Large language models, physics-based modeling, experimental measurements: the trinity of data-scarce learning of polymer properties
This addresses the challenge of costly and limited experimental data for material scientists, though it is incremental as it builds on existing methods with a hybrid approach.
The paper tackles the problem of data scarcity in training large language models for material modeling by introducing a physics-based training pipeline that uses synthetic data for pretraining before finetuning with limited experimental data, resulting in improved accuracy for learning polymer flammability metrics.

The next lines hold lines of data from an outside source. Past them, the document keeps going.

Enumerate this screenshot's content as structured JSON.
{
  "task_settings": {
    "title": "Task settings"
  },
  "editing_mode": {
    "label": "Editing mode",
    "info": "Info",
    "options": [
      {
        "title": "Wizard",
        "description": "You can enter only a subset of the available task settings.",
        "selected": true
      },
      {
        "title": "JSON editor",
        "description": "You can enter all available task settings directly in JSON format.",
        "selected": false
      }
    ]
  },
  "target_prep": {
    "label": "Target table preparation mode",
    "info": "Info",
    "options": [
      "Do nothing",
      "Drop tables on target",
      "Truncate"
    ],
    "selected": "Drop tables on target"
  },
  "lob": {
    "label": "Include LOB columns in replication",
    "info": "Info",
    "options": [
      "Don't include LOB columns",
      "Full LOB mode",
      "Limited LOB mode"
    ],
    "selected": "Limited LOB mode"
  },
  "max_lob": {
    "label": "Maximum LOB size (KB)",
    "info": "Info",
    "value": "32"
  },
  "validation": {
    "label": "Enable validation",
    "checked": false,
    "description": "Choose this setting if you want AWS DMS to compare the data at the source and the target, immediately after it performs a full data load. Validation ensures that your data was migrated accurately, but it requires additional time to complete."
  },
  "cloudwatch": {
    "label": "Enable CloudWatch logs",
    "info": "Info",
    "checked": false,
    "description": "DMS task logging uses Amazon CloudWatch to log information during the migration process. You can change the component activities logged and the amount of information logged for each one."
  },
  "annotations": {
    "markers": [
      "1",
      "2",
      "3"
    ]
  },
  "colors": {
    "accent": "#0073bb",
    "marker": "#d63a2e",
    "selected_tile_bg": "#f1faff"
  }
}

Large language models (LLMs) bear promise as a fast and accurate material modeling paradigm for evaluation, analysis, and design. Their vast number of trainable parameters necessitates a wealth of data to achieve accuracy and mitigate overfitting. However, experimental measurements are often limited and costly to obtain in sufficient quantities for finetuning. To this end, we present a physics-based training pipeline that tackles the pathology of data scarcity. The core enabler is a physics-based modeling framework that generates a multitude of synthetic data to align the LLM to a physically consistent initial state before finetuning. Our framework features a two-phase training strategy: (1) utilizing the large-in-amount while less accurate synthetic data for supervised pretraining, and (2) finetuning the phase-1 model with limited experimental data. We empirically demonstrate that supervised pretraining is vital to obtaining accurate finetuned LLMs, via the lens of learning polymer flammability metrics where cone calorimeter data is sparse.